Spatial Confinement in Hemingway's "Cat in the Rain"

Article excerpt

In "Cat in the Rain," Ernest Hemingway illustrates the emotional estrangement of his characters by manipulating spatial relationships and geometric patterns in the visual imagery of his text. The work revolves around the desire of Hemingway's protagonist, an American wife vacationing in Italy, to rescue a cat from an afternoon rain storm. She fails in her attempt, revealing in the process the emotional distance she feels from her husband and the attendants at the hotel. The story employs a complex of barriers, enclosures, and geometrically defined details to represent the emotional and psychological boundaries that restrict character interaction. These boundaries ultimately evoke a claustrophobic sense of isolation, especially for the American wife. The world of the story is, in fact, one of confinement in which every space operates in opposition to all other spaces and each action is intensified by the degree of restriction placed upon the characters. A close study of the manuscript drafts of the story, however, reveal that isolation and restriction were not key elements in Hemingway's original treatments. A comparison of the manuscript versions with the published story, and a close examination of the final story itself, illustrates that with each revision of the manuscripts Hemingway replaces a buoyant sense of freedom and unity with an atmosphere of entrapment and alienation that serves as a visual paradigm for the emotional isolation of the American wife.

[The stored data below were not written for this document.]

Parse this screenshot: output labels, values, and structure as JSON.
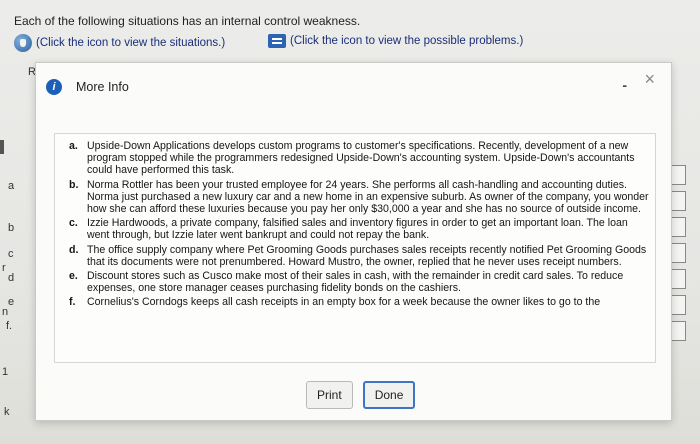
{
  "page": {
    "instruction": "Each of the following situations has an internal control weakness.",
    "link_situations": "(Click the icon to view the situations.)",
    "link_problems": "(Click the icon to view the possible problems.)",
    "background_fragments": [
      "R",
      "a",
      "b",
      "c",
      "d",
      "e",
      "f.",
      "r",
      "n",
      "k",
      "1"
    ]
  },
  "modal": {
    "title": "More Info",
    "minimize_label": "-",
    "close_label": "×",
    "items": [
      {
        "marker": "a.",
        "text": "Upside-Down Applications develops custom programs to customer's specifications. Recently, development of a new program stopped while the programmers redesigned Upside-Down's accounting system. Upside-Down's accountants could have performed this task."
      },
      {
        "marker": "b.",
        "text": "Norma Rottler has been your trusted employee for 24 years. She performs all cash-handling and accounting duties. Norma just purchased a new luxury car and a new home in an expensive suburb. As owner of the company, you wonder how she can afford these luxuries because you pay her only $30,000 a year and she has no source of outside income."
      },
      {
        "marker": "c.",
        "text": "Izzie Hardwoods, a private company, falsified sales and inventory figures in order to get an important loan. The loan went through, but Izzie later went bankrupt and could not repay the bank."
      },
      {
        "marker": "d.",
        "text": "The office supply company where Pet Grooming Goods purchases sales receipts recently notified Pet Grooming Goods that its documents were not prenumbered. Howard Mustro, the owner, replied that he never uses receipt numbers."
      },
      {
        "marker": "e.",
        "text": "Discount stores such as Cusco make most of their sales in cash, with the remainder in credit card sales. To reduce expenses, one store manager ceases purchasing fidelity bonds on the cashiers."
      },
      {
        "marker": "f.",
        "text": "Cornelius's Corndogs keeps all cash receipts in an empty box for a week because the owner likes to go to the"
      }
    ],
    "print_label": "Print",
    "done_label": "Done"
  }
}
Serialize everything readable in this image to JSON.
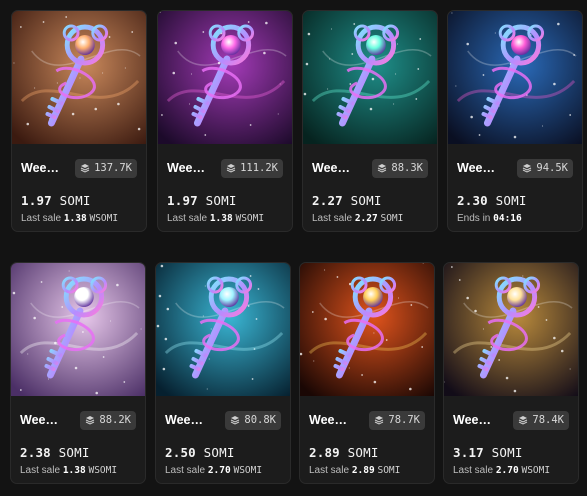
{
  "cards": [
    {
      "name": "Wee…",
      "volume": "137.7K",
      "price": "1.97",
      "currency": "SOMI",
      "sub_label": "Last sale",
      "sub_value": "1.38",
      "sub_unit": "WSOMI",
      "bg": [
        "#c9885b",
        "#3b1a10"
      ],
      "glow": "#ffb070",
      "icon": "key-art-desert"
    },
    {
      "name": "Wee…",
      "volume": "111.2K",
      "price": "1.97",
      "currency": "SOMI",
      "sub_label": "Last sale",
      "sub_value": "1.38",
      "sub_unit": "WSOMI",
      "bg": [
        "#a23ab6",
        "#1c0a2a"
      ],
      "glow": "#ff6ae8",
      "icon": "key-art-purple-nebula"
    },
    {
      "name": "Wee…",
      "volume": "88.3K",
      "price": "2.27",
      "currency": "SOMI",
      "sub_label": "Last sale",
      "sub_value": "2.27",
      "sub_unit": "SOMI",
      "bg": [
        "#1f8f8a",
        "#06231f"
      ],
      "glow": "#6bffe0",
      "icon": "key-art-teal-nebula"
    },
    {
      "name": "Wee…",
      "volume": "94.5K",
      "price": "2.30",
      "currency": "SOMI",
      "sub_label": "Ends in",
      "sub_value": "04:16",
      "sub_unit": "",
      "bg": [
        "#2a6ab8",
        "#0a0f22"
      ],
      "glow": "#ff5bd6",
      "icon": "key-art-blue-nebula"
    },
    {
      "name": "Wee…",
      "volume": "88.2K",
      "price": "2.38",
      "currency": "SOMI",
      "sub_label": "Last sale",
      "sub_value": "1.38",
      "sub_unit": "WSOMI",
      "bg": [
        "#e7c7ea",
        "#4b2f66"
      ],
      "glow": "#ffffff",
      "icon": "key-art-pastel"
    },
    {
      "name": "Wee…",
      "volume": "80.8K",
      "price": "2.50",
      "currency": "SOMI",
      "sub_label": "Last sale",
      "sub_value": "2.70",
      "sub_unit": "WSOMI",
      "bg": [
        "#3ab6d4",
        "#06202f"
      ],
      "glow": "#a0f4ff",
      "icon": "key-art-cyan-galaxy"
    },
    {
      "name": "Wee…",
      "volume": "78.7K",
      "price": "2.89",
      "currency": "SOMI",
      "sub_label": "Last sale",
      "sub_value": "2.89",
      "sub_unit": "SOMI",
      "bg": [
        "#e0531c",
        "#1a0704"
      ],
      "glow": "#ffcf5a",
      "icon": "key-art-fire"
    },
    {
      "name": "Wee…",
      "volume": "78.4K",
      "price": "3.17",
      "currency": "SOMI",
      "sub_label": "Last sale",
      "sub_value": "2.70",
      "sub_unit": "WSOMI",
      "bg": [
        "#b98a3c",
        "#120c18"
      ],
      "glow": "#ffe29a",
      "icon": "key-art-gold-swirl"
    }
  ]
}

The manuscript drafts provide an explicit map of the evolution of spatial dynamics in "Cat in the Rain." The story develops from a treatment of the happiness of a young married couple to a portrayal of a marriage marked by estrangement. Each revision of the story noticeably reinforces the spatial relationships and barriers that illustrate the unbridgeable distance between characters. Images of physical constraint become progressively more dominant, representing the restrictions placed upon both the characters and nature. And, in the final revisions, small alterations and additions further clarify the centrality of spatial details and their role in characterizing the relationships in the story.

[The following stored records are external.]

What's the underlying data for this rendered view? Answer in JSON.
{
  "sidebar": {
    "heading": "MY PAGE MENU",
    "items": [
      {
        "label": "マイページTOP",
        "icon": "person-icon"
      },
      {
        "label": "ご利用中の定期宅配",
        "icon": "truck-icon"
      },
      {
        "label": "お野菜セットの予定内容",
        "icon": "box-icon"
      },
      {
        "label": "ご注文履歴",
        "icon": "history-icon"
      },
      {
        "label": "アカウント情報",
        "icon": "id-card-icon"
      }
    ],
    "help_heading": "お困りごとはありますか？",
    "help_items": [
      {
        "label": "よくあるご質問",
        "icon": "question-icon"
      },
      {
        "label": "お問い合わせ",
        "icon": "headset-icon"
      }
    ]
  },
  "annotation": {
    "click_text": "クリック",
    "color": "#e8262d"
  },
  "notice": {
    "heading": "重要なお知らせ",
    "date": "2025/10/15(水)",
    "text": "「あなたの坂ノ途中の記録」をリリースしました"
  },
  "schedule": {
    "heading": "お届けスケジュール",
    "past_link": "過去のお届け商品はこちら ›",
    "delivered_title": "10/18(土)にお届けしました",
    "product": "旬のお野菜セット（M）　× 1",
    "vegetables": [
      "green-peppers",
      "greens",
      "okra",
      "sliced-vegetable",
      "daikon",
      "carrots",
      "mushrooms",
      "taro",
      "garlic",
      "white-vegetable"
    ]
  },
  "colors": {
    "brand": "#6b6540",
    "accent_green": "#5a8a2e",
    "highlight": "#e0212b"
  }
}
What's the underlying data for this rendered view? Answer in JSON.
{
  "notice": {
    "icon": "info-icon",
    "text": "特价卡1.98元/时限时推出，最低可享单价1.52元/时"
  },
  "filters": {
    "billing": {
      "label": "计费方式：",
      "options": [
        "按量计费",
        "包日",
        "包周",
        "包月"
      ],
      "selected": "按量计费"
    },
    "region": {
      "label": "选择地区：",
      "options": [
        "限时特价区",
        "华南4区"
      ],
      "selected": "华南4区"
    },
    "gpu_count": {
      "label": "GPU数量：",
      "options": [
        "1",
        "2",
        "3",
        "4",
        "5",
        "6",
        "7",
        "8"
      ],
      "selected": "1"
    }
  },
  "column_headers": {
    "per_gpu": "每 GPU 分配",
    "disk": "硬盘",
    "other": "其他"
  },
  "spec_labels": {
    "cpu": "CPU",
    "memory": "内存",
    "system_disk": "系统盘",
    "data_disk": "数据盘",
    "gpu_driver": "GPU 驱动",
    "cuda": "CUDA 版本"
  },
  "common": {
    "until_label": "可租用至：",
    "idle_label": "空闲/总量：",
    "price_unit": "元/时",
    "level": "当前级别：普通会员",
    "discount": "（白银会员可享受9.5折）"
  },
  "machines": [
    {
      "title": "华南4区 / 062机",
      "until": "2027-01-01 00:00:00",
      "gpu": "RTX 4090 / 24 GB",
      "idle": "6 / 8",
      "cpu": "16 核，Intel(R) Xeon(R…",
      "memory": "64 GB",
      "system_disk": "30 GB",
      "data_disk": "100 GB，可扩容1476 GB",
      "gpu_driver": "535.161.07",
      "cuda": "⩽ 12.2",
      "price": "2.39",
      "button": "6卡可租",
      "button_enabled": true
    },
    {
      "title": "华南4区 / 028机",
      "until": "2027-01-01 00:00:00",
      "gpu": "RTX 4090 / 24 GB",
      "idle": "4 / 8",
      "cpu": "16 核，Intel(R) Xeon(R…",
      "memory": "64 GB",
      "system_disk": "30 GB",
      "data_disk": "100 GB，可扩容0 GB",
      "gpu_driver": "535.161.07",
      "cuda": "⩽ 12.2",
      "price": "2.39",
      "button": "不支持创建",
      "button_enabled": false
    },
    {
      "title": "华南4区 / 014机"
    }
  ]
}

The four-page manuscript fragment, written shortly after Hemingway's trip to Rapallo, Italy, with his wife in early 1923, contains details that prove revealing when compared with the final story. In the fragment, identified by Hemingway's note, "False Start Rapallo Story possible Fascisto Story," the opening paragraph of "Cat in the Rain" appears in an early form as the second paragraph of the fragment, yet it lacks the images of stagnation and barrenness that permeate the final version. This sketch, in fact, concentrates almost exclusively on images of happiness and fertility. The wife in the sketch is happy and excited during the couple's train trip to Rapallo because they are surrounded by luxurious foliage and she can almost reach out and touch the oranges hanging from the trees. The couple kiss in a tunnel and, as they come out, the husband says, "Aren't we happy Kitty?" and she replies, "I'm so happy" ("Cat" ms. 321). In addition to the wife's interesting nickname, this scene contains elements that shed light on "Cat in the Rain," if only by contrast. The sense of openness and freedom in this fragment gives way to the bleak tone and strained relationships of the final version.

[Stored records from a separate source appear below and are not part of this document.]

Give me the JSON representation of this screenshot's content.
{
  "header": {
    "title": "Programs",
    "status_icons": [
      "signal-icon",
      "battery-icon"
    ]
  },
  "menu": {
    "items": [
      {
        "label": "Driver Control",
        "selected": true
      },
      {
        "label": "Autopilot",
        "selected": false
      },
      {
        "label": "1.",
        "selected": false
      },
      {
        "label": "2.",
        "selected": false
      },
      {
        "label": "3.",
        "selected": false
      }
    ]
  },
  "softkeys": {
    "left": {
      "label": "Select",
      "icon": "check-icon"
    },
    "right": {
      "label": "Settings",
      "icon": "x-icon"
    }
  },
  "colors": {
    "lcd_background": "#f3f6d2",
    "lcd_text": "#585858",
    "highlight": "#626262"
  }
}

Other interesting changes and omissions appear in the 1924 drafts of the story. In the original manuscript entitled "First Draft Original Manuscript / March, 1924 / E. M. H.," the basic conflicts of the final draft are developed, but room is left for significant revision and tightening of the prose. One particularly significant alteration in this text occurs when the wife passes through the lobby on the way back to her room. Originally, as she returns through the lobby, "the padrone {did not see}" the gift; the passage then changes to, "the padrone ... bowed . …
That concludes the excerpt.